Saturday 12 June 2021

Tolkien Society Seminar 2021 – “Tolkien and Diversity”

First: crikey! Has it really been nearly three years since my last post ...! Sorry! 😳

What prompts me to write at this point is seeing reactions to the announcement of the speakers for the 2021 Tolkien Society Seminar on “Tolkien and Diversity”.

Now, let me be honest with you from the outset: it is very few (less than an handful) of the papers that I would, personally, be interested in attending, but that is really besides the point here.

Or perhaps it is actually precisely the point, because even if I am not necessarily personally interested in the individual papers, I am truly happy that the Tolkien Society is addressing this topic, and I am very happy that there are people who wish to speak on all of these topics, and that there will be an audience within the Tolkien Society for all of these papers.

Over the years we have seen many attempts by various special-interest groups or movements to appropriate Tolkien and/or his work, by which I mean attempts to claim that not only did Tolkien support their particular cause, but reading his work from that particular ideological perspective was actually the only ‘proper’ way to read it (and anyone claiming otherwise didn't understand his work). Examples of this ranges from the Hippie movement and the eco-environmentalist movement to neo-conservatives and far-right racist groups and from Roman Catholics to Pagans. All of these have seen examples of people claiming that Tolkien supported their views and that theirs was the only ‘right’ way to read and understand Tolkien.
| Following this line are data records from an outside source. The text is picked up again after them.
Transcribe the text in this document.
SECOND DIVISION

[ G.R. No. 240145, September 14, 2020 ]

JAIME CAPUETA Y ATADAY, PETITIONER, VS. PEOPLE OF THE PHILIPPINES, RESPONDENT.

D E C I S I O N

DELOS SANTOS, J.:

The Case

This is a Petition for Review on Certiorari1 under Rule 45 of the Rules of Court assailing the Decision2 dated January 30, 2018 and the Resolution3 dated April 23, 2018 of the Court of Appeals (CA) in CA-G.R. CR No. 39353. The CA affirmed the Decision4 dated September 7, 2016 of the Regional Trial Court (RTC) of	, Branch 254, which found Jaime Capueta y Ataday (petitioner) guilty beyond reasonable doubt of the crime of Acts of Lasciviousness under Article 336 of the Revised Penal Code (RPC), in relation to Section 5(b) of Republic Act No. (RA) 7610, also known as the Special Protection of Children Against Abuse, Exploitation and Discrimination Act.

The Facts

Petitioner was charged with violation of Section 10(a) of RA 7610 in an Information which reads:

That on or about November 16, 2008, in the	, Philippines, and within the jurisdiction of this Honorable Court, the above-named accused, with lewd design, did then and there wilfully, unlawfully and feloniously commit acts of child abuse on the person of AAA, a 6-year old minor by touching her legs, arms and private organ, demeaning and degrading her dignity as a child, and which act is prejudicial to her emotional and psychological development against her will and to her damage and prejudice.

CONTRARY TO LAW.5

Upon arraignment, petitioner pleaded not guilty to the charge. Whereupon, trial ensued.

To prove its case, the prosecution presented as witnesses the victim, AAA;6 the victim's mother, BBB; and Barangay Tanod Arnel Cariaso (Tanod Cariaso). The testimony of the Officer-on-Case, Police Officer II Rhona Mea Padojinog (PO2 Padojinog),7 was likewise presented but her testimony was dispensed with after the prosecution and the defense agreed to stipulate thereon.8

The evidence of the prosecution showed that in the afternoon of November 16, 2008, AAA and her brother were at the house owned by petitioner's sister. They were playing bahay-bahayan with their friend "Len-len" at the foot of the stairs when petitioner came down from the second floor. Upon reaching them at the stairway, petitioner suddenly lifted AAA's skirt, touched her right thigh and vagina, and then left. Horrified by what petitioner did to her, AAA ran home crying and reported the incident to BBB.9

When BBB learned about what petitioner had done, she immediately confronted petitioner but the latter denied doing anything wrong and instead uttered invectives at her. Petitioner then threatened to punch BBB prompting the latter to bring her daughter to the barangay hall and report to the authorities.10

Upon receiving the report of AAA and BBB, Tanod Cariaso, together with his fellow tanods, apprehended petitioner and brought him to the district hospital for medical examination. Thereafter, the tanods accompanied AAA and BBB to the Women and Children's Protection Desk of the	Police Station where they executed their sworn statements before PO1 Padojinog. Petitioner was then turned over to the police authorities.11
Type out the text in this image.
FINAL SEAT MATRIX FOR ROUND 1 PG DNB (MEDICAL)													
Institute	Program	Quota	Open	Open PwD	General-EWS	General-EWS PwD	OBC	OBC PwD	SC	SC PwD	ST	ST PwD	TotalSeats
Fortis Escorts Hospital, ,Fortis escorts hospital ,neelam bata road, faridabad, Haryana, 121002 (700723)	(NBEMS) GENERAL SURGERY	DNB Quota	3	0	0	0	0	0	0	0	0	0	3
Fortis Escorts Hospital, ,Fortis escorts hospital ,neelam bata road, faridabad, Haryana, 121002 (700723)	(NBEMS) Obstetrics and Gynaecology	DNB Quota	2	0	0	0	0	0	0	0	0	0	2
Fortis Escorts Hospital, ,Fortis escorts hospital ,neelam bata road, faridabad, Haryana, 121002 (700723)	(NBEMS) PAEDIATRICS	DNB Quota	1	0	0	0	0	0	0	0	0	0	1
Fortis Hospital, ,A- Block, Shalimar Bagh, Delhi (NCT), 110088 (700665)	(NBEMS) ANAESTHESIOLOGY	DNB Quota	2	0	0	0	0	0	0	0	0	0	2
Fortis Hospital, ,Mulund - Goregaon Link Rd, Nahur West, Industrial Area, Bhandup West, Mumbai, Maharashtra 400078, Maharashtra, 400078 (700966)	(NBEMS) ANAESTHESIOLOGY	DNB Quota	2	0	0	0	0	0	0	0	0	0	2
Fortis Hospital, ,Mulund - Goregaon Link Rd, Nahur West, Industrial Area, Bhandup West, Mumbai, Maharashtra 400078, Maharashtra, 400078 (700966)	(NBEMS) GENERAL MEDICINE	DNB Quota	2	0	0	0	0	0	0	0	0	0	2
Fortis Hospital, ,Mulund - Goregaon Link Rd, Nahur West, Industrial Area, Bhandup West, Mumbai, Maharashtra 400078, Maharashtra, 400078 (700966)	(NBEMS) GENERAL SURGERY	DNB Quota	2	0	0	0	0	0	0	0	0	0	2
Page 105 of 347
If anything, it shows how diverse the applicability of Tolkien is.

Let's revisit this concept, which Tolkien speaks of in the Foreword to the second edition of The Lord of the Rings

Other arrangements could be devised according to the tastes or views of those who like allegory or topical reference. But I cordially dislike allegory in all its manifestations, and always have done so since I grew old and wary enough to detect its presence. I much prefer history, true or feigned, with its varied applicability to the thought and experience of readers. I think that many confuse ‘applicability’ with ‘allegory’; but the one resides in the freedom of the reader, and the other in the purposed domination of the author.

What we see in the vicious comments on the 2021 TS Seminar is an inability to appreciate that the applicability of one's own reading to one's own particular and personal experience is not universal.

For instance, that Tolkien as himself a Roman Catholic does not mean that he would agree with the particular religious position of any given Roman Catholic today. Actually, I think that there are some hints in his writings that his firm faith allowed him to be quite inclusive of other people whose faith was different – something we have also seen in Scouting and Guiding in Europe, where many Muslim immigrants feel more comfortable in Scout and Guide associations with a Christian religious affiliation than in a so-called ‘open’ associated (i.e. an association that does not have a specific religious affiliation). The same, obviously, applies to any of the other positions.

Furthermore, we can see that Tolkien's thinking evolved throughout his life, and we cannot allow ourselves to blindly believe that the view Tolkien held in the historical context of, say, 1942, would also be the ones he would hold in the context of 2021.

With all of this, I think that many of the protests against both the broad theme of the 2021 Tolkien Society Seminar, “Tolkien and Diversity” and against the specific papers to be given are both worrying and problematic. They are worrying because they appear to associate Tolkien with a close-mindedness that I think was alien to him (there is, for instance, the description of Hobbits in the 1963 draft letter to Mrs. Eileen Elgar, no. 246 in the published Letters of J.R.R. Tolkien), and they are problematic because they seem to represent a refusal to allow the intellectual investigation of a theme (these are people who would, 10 years ago, have tried to prevent research into the impact of human activity on our climate).

When I see the kind of comments that are posted on this topic, I worry that the critics may be right – the critics who only see the same things that these commenters are seeing, but who reject this world-view (as do I!), but then I see the considerate and appreciative recognition of the author from eminent scholars such as Verlyn Flieger and Dimitra Fimi, and I am relieved and believe again that it is possible to engage with Tolkien and his work with an inclusive mindset, recognising the problems in the texts, but also loving the story to bits.


As I said at the beginning, whether I, personally, am interested in any given paper is irrelevant. I am joyful that the Tolkien Society is providing a platform for all of these papers, and I wish all the best for every single paper, not least a large and interested audience who will provide appreciative and useful feed-back, and I would like to thank both the Tolkien Society and every single one of the presenters for standing up and standing out on this highly important topic.